Useful jQuery pattern

, 24/09/2017

jQuery lightweight plugin pattern

/*!
 * jQuery lightweight plugin boilerplate
 * Original author: @ajpiano
 * Further changes, comments: @addyosmani
 * Licensed under the MIT license
 */

// the semi-colon before the function invocation is a safety
// net against concatenated scripts and/or other plugins
// that are not closed properly.
;(function ( $, window, document, undefined ) {

    // undefined is used here as the undefined global
    // variable in ECMAScript 3 and is mutable (i.e. it can
    // be changed by someone else). undefined isn't really
    // being passed in so we can ensure that its value is
    // truly undefined. In ES5, undefined can no longer be
    // modified.

    // window and document are passed through as local
    // variables rather than as globals, because this (slightly)
    // quickens the resolution process and can be more
    // efficiently minified (especially when both are
    // regularly referenced in your plugin).
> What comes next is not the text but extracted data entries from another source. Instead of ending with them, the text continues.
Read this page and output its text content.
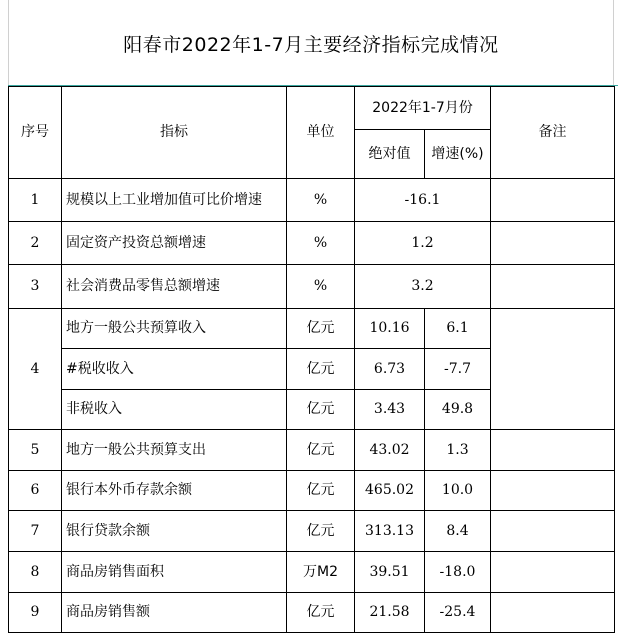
阳春市2022年1-7月主要经济指标完成情况
序号	指标	单位	2022年1-7月份		备注
			绝对值	增速(%)	
1	规模以上工业增加值可比价增速	%	-16.1		
2	固定资产投资总额增速	%	1.2		
3	社会消费品零售总额增速	%	3.2		
4	地方一般公共预算收入	亿元	10.16	6.1	
	#税收收入	亿元	6.73	-7.7	
	非税收入	亿元	3.43	49.8	
5	地方一般公共预算支出	亿元	43.02	1.3	
6	银行本外币存款余额	亿元	465.02	10.0	
7	银行贷款余额	亿元	313.13	8.4	
8	商品房销售面积	万M2	39.51	-18.0	
9	商品房销售额	亿元	21.58	-25.4	
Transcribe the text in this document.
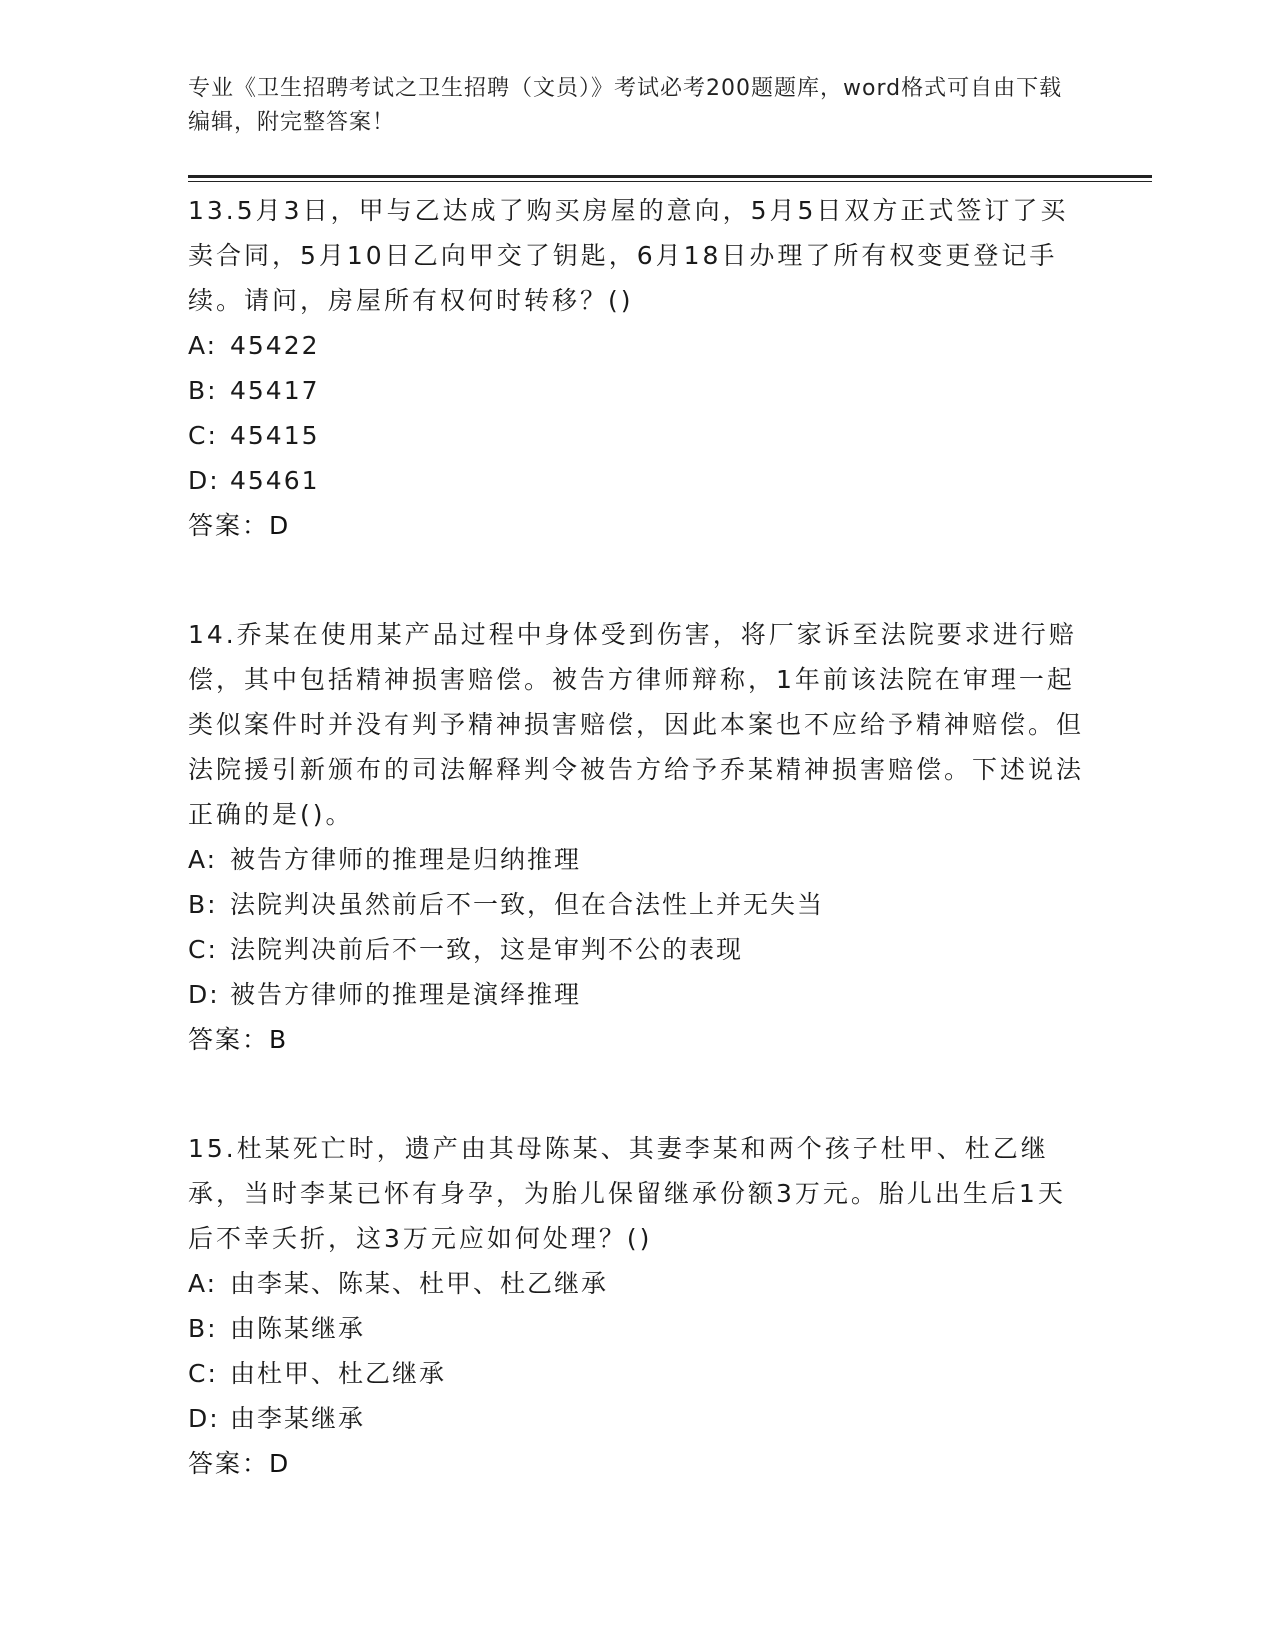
专业《卫生招聘考试之卫生招聘（文员）》考试必考200题题库，word格式可自由下载编辑，附完整答案！

13.5月3日，甲与乙达成了购买房屋的意向，5月5日双方正式签订了买卖合同，5月10日乙向甲交了钥匙，6月18日办理了所有权变更登记手续。请问，房屋所有权何时转移？()

A: 45422

B: 45417

C: 45415

D: 45461

答案：D

14.乔某在使用某产品过程中身体受到伤害，将厂家诉至法院要求进行赔偿，其中包括精神损害赔偿。被告方律师辩称，1年前该法院在审理一起类似案件时并没有判予精神损害赔偿，因此本案也不应给予精神赔偿。但法院援引新颁布的司法解释判令被告方给予乔某精神损害赔偿。下述说法正确的是()。

A: 被告方律师的推理是归纳推理

B: 法院判决虽然前后不一致，但在合法性上并无失当

C: 法院判决前后不一致，这是审判不公的表现

D: 被告方律师的推理是演绎推理

答案：B

15.杜某死亡时，遗产由其母陈某、其妻李某和两个孩子杜甲、杜乙继承，当时李某已怀有身孕，为胎儿保留继承份额3万元。胎儿出生后1天后不幸夭折，这3万元应如何处理？()

A: 由李某、陈某、杜甲、杜乙继承

B: 由陈某继承

C: 由杜甲、杜乙继承

D: 由李某继承

答案：D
    // Create the defaults once
    var pluginName = "defaultPluginName",
        defaults = {
            propertyName: "value"
        };

    // The actual plugin constructor
    function Plugin( element, options ) {
        this.element = element;

        // jQuery has an extend method that merges the
        // contents of two or more objects, storing the
        // result in the first object. The first object
        // is generally empty because we don't want to alter
        // the default options for future instances of the plugin
        this.options = $.extend( {}, defaults, options) ;

        this._defaults = defaults;
        this._name = pluginName;

        this.init();
    }

    Plugin.prototype = {

        init: function() {
            // Place initialization logic here
            // You already have access to the DOM element and
            // the options via the instance, e.g. this.element
            // and this.options
            // you can add more functions like the one below and
            // call them like so: this.yourOtherFunction(this.element, this.options).
        },

        yourOtherFunction: function(el, options) {
            // some logic
        }
    };

    // A really lightweight plugin wrapper around the constructor,
    // preventing against multiple instantiations
    $.fn[pluginName] = function ( options ) {
        return this.each(function () {
            if (!$.data(this, "plugin_" + pluginName)) {
                $.data(this, "plugin_" + pluginName,
                new Plugin( this, options ));
            }
        });
    };

})( jQuery, window, document );

Taken from : https://github.com/jquery-boilerplate/jquery-patterns

jQuery IIFE method

Benefits : This pattern makes it easier to separate your logic (from a code design perspective) since not everything has to be wrapped inside of a single anonymous function. It will also improve your application’s page load performance, since not everything needs to initialized right away.

   // IIFE - Immediately Invoked Function Expression
  (function(yourcode) {

      // The global jQuery object is passed as a parameter
      yourcode(window.jQuery, window, document);

      }(function($, window, document) {

          // The $ is now locally scoped 
          $(function() {

              // The DOM is ready!

          });

          // The rest of your code goes here!